Ada pendapat ketiga yang didukung sebagian ulama, antara lain Ibnu Abbas (w. 68 H/687 M), Ibnu Jarir, dan lain-lain. Menurut kelompok ini, nikah mut’ah pada prinsipnya memang diharamkan, tetapi dalam kondisi darurat nikah mut’ah itu dibolehkan­.

Ibnu Abbas menyamakan­ status hubungan­ nikah mut’ah dengan status hukum bangkai, da­rah, dan daging babi yang diharamkan Islam, tetapi dalam keadaan darurat orang dibolehkan memakan ketiga jenis makanan tersebut.

Ia berpendapat bahwa­ dispensasi untuk nikah mut’ah yang diberikan Nabi Muhammad SAW kepada sebagian sahabatnya pada waktu perang (darurat) itu adalah rahmat Allah SWT kepada umat Nabi SAW.
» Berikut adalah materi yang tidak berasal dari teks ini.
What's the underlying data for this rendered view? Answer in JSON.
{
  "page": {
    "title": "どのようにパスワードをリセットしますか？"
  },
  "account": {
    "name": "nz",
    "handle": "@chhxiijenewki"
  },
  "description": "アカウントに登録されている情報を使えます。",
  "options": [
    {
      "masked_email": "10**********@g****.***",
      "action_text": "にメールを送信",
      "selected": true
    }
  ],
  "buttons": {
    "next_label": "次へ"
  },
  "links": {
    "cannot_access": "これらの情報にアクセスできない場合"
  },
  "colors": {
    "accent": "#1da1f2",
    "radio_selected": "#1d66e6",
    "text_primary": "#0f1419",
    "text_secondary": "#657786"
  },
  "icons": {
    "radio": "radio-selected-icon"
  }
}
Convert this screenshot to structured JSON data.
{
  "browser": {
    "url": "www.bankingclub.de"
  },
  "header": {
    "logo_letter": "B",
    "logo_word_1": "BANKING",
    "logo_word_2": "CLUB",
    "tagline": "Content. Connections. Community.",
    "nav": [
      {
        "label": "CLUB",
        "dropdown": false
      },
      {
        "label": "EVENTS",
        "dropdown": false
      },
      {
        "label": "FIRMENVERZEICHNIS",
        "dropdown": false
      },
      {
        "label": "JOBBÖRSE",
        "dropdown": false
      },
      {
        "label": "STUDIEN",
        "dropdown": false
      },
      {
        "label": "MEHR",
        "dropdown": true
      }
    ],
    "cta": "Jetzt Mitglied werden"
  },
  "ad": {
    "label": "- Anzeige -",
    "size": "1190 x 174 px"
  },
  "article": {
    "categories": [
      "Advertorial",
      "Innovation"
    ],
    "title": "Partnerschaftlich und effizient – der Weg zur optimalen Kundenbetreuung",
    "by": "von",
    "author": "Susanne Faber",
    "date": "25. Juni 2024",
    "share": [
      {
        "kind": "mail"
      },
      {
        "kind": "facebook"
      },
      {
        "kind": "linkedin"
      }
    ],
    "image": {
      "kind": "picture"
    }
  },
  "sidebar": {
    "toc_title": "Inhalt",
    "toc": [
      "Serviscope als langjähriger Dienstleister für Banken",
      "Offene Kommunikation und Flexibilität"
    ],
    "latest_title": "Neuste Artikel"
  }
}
Dalil yang dipegang Ibnu Abbas antara lain adalah qira’ah (bacaan) ibnu Mas’ud yang membaca surah an-Nisa’ (4) ayat 24 “famastamta’tum bihi minhunna fa atihunna ujurahunna” dengan bacaan “famastamta’tum­ bihi minhunna ila ajalin musamma fa atu­hunna ujurahunna” (maka istri-istri yang telah ka­mu nikmati (campuri) sam­pai waktu yang telah di­tentukan, berikanlah maharnya kepada mereka).

Daftar Pustaka

Ibnu Rusyd. Bidayah al-Mujtahid wa Nihayah al-Muqtasid. Cairo: Mustafa al-Babi al-Halabi, 1960.
al-Kahlani, Muhammad bin Ismail. Subul as-Salam. Cairo: Syirkah Maktabah Mustafa al-Babi al-Halabi, 1950.
Sabiq, Sayid. Fiqh as-Sunnah. Cairo: Dar al-Fikr, 1983.
as-Sayis, Muhammad Ali. Tafsir Ayat al-Ahkam. Cairo: Muhammad Sabih, 1953.
asy-Syaukani, Muhammad bin Ali bin Muhammad. Nail al-Authar. Cairo: Dar al-Fikr, 1983.